No need to fake-enhance the pictures, sorry CSI

“Researchers at the University of Texas at Austin and Cornell Tech say that they’ve trained a piece of software that can undermine the privacy benefits of standard content-masking techniques like blurring and pixelation by learning to read or see what’s meant to be hidden in images—anything from a blurred house number to a pixelated human face in the background of a photo. And they didn’t even need to painstakingly develop extensive new image uncloaking methodologies to do it.”

Source: wired.com

This piece of software isn’t even cutting edge, it is based on a rather simple facial recognition algorithm. What can this mean security-wise?

The success rate (40-80%) is still not high enough yet to pose a serious threat for a single individual, but it can (and WILL) change over the next few years. Right now most online services like Google street view blurs faces and license plates. This could be all for nothing in the future. But that’s not even the most serious concern.

What are the limits of future technologies like this one? Will it be able to identify a person from hijacked, blurred CCTV footage? Will such technology be able to easily bypass most kinds of captcha identifications in the future?
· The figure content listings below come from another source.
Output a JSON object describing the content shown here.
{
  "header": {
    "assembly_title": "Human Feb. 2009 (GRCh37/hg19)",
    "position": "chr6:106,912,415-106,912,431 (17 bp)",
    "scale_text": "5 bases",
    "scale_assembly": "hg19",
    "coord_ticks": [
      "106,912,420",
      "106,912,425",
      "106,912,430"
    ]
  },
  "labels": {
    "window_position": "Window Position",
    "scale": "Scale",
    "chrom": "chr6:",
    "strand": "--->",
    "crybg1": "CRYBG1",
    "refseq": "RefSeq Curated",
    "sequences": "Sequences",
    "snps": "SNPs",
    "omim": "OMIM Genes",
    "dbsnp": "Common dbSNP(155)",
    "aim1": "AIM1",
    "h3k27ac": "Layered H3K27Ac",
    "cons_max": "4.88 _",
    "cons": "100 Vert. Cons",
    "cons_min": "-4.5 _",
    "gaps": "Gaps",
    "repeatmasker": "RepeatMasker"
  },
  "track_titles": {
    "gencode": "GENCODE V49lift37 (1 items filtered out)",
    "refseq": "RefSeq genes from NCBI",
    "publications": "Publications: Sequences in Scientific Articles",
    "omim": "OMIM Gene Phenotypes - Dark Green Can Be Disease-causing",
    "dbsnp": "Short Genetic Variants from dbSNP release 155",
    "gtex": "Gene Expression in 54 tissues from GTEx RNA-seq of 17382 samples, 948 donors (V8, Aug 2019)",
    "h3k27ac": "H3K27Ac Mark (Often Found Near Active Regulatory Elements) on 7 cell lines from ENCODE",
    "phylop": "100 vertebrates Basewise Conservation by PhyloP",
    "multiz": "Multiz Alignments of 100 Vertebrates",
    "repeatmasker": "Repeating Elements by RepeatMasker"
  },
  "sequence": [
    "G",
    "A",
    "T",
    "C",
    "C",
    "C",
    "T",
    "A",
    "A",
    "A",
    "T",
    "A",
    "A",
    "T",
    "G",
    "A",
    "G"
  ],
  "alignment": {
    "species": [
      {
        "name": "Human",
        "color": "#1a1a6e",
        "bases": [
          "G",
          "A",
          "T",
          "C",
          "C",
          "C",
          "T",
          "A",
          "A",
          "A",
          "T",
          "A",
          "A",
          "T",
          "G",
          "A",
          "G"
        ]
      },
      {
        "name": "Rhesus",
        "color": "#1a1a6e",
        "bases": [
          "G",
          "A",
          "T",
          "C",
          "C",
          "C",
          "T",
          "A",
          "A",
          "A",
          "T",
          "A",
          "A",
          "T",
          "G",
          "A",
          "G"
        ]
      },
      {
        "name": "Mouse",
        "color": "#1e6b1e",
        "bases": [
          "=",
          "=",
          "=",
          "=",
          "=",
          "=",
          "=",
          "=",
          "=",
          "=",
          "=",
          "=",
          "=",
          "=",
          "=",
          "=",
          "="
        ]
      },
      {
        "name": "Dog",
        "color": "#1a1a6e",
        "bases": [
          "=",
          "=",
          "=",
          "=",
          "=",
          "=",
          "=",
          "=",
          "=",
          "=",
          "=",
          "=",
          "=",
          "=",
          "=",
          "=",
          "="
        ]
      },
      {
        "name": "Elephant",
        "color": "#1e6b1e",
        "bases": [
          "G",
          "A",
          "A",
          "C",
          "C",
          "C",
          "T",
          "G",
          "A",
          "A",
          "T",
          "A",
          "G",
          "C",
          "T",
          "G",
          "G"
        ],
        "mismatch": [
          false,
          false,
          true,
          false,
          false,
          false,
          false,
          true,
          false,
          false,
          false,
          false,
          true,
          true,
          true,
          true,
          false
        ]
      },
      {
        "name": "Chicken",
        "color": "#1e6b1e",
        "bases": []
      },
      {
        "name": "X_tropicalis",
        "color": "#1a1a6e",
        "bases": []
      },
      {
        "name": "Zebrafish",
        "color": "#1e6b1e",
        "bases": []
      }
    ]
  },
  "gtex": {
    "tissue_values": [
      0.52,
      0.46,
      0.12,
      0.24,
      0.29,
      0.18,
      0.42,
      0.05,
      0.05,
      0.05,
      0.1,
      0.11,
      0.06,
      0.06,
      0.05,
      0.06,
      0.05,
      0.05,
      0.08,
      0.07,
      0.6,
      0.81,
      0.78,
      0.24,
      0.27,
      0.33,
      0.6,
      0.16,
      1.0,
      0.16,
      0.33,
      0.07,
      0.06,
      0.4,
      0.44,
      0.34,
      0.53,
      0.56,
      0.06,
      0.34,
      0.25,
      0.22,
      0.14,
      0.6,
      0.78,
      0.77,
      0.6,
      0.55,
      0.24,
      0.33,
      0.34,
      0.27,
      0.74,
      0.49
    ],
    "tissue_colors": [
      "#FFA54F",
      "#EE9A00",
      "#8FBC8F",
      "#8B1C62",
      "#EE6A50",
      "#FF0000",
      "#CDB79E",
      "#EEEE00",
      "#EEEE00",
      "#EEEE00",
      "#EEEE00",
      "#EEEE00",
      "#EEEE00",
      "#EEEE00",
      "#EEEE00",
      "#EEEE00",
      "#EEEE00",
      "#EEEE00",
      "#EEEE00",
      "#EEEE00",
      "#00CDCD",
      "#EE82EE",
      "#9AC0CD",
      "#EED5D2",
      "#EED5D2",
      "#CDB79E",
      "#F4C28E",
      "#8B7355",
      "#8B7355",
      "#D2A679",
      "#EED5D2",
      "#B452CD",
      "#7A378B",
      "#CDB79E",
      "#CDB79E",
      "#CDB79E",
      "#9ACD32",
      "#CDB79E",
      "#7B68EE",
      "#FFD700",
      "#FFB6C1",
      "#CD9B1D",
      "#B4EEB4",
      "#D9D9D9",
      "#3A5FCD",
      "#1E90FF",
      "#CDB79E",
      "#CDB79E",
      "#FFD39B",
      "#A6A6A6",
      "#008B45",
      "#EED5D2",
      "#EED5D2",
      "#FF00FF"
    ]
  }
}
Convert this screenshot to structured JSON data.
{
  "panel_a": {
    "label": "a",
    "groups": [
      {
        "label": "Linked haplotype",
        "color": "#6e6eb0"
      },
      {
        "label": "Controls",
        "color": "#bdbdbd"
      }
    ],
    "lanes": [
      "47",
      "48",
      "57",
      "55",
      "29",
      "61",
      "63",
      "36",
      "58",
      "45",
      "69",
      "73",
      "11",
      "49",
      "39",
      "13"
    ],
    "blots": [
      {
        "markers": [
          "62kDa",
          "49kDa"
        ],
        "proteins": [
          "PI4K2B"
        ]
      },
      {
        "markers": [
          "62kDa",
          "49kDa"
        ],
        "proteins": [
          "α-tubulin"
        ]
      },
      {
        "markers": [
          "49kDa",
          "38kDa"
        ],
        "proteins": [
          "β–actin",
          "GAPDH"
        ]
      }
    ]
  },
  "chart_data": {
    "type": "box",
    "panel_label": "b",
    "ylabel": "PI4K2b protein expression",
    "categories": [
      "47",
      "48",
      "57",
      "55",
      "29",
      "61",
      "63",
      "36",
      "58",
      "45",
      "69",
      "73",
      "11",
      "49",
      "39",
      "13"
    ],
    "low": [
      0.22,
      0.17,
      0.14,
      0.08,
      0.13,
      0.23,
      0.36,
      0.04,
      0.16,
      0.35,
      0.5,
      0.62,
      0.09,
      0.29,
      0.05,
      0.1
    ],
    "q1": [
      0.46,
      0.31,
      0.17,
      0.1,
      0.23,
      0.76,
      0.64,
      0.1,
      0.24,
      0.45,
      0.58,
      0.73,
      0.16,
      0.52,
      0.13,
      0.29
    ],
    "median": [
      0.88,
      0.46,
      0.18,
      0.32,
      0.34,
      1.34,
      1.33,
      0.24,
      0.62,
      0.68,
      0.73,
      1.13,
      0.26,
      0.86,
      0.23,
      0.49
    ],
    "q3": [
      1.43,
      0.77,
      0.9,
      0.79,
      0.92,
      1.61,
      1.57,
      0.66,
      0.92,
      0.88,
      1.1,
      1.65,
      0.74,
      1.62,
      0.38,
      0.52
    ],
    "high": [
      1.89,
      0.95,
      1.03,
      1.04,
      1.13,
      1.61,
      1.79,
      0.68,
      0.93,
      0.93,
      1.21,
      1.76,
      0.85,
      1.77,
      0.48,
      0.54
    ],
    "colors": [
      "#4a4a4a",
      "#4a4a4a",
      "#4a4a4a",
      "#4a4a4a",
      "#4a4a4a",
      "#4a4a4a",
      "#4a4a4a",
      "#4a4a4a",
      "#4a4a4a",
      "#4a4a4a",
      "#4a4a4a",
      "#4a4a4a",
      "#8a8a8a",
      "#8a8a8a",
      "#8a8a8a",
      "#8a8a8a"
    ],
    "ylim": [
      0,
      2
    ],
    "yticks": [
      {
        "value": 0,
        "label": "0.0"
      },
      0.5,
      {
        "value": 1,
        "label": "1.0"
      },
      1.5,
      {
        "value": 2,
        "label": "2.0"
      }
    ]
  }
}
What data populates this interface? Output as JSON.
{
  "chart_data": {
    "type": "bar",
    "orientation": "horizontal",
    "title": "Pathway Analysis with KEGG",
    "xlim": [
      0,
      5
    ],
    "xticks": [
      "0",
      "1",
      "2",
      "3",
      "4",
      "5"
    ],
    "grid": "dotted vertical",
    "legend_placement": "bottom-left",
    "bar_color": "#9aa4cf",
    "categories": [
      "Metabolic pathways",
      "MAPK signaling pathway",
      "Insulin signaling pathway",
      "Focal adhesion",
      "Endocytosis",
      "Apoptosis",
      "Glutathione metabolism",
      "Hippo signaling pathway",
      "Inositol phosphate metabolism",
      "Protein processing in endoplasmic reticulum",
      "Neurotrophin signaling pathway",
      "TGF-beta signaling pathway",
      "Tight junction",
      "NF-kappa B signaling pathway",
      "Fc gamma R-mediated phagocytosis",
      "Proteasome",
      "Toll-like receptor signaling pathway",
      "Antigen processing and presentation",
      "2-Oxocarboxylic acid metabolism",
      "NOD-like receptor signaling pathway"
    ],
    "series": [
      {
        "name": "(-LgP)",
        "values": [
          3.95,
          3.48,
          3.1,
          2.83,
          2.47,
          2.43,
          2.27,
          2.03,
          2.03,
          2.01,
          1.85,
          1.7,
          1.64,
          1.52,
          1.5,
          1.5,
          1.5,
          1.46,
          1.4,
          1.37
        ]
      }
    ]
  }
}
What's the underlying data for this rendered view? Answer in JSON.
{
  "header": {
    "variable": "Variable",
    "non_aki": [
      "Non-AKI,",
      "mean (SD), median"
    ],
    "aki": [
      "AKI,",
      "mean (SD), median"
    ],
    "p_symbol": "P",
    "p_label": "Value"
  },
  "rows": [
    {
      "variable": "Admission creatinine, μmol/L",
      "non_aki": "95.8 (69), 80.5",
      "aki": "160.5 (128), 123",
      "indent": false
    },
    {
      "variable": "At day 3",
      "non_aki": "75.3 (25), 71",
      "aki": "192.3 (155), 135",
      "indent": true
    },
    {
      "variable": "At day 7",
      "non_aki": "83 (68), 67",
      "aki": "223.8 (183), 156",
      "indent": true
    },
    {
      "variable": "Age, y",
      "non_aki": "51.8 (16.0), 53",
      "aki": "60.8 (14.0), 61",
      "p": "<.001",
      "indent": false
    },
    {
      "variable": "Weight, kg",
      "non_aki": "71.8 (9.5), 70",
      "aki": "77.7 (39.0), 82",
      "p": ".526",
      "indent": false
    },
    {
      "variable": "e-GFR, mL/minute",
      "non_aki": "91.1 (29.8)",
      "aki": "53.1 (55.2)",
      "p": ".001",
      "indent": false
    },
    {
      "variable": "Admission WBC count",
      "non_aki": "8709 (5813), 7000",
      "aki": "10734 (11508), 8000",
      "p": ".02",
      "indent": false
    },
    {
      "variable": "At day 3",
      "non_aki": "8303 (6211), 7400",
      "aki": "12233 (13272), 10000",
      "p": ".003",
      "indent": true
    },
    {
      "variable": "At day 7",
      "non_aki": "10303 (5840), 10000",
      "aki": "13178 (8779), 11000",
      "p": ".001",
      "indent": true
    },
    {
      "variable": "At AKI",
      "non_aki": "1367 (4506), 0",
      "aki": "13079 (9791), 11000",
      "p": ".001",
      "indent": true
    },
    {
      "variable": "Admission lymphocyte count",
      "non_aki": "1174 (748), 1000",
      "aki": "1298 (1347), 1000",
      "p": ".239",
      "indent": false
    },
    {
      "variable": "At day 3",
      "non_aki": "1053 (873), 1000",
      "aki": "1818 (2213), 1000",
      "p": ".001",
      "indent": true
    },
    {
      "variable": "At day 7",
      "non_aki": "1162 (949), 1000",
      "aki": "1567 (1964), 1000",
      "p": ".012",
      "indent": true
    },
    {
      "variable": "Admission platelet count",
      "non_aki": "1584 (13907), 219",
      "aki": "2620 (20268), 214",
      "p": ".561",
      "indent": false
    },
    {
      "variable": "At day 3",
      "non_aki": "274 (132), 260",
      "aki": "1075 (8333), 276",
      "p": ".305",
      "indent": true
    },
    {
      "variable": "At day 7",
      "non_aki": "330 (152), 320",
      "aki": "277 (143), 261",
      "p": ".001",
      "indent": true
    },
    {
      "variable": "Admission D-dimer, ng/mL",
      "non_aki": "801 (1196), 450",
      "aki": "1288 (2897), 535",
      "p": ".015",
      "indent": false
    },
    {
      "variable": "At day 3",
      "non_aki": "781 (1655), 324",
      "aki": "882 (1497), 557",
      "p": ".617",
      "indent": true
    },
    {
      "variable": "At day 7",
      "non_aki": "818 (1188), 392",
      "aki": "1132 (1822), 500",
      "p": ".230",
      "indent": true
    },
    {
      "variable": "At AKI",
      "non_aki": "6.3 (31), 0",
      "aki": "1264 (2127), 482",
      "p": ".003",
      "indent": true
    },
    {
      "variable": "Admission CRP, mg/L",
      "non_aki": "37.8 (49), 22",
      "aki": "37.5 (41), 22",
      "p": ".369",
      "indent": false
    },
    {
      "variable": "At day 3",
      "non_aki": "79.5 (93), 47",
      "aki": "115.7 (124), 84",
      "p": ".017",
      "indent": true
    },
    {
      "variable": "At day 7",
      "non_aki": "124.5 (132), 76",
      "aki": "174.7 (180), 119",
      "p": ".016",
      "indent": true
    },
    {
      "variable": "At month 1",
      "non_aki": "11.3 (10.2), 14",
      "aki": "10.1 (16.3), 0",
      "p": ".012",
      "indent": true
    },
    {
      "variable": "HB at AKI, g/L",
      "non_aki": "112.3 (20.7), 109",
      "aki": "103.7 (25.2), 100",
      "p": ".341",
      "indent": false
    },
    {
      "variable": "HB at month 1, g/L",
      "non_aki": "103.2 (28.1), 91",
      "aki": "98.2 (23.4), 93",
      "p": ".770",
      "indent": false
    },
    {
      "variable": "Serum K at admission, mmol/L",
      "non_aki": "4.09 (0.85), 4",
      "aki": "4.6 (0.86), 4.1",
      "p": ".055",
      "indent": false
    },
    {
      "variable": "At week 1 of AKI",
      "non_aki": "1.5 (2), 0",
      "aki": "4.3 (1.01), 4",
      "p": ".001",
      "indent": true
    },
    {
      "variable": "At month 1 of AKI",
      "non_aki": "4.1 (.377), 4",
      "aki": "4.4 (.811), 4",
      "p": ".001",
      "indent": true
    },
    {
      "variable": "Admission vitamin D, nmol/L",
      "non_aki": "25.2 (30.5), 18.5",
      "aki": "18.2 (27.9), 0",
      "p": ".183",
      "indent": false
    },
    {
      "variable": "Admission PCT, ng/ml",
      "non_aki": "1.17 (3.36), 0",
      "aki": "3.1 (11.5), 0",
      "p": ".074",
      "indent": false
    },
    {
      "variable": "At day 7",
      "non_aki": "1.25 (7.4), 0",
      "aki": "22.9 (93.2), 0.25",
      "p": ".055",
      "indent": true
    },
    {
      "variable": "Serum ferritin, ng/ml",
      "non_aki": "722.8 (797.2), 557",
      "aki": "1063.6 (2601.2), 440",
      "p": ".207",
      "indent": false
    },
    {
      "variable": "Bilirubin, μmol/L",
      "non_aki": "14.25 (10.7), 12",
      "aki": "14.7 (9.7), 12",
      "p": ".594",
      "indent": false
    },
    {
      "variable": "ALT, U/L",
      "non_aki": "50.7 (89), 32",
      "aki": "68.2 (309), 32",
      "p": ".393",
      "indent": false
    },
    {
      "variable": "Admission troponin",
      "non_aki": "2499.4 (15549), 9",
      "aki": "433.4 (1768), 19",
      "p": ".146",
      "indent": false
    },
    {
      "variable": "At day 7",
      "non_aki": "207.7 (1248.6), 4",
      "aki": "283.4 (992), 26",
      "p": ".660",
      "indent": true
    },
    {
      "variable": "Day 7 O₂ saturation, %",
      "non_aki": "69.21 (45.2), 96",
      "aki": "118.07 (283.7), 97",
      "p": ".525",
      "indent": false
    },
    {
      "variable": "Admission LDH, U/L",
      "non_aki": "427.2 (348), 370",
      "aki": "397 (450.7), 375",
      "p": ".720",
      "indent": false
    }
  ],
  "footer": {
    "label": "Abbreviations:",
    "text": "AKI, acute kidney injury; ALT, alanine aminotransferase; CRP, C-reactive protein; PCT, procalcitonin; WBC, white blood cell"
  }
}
Researchers suggest that instead of just blurring the face, one should partially cover the original face in the picture with another to confuse the recognition algorithm. Now combine this with the inefficiently protected feeds of CCTV cameras and whoever wants to know where a person is, or was, can easily access that data.

In not more than ten or twenty years, when we will have further developed sophisticated AI based software, our processing capabilities will rise to unimaginable heights and most of the privacy we still have today will probably be gone.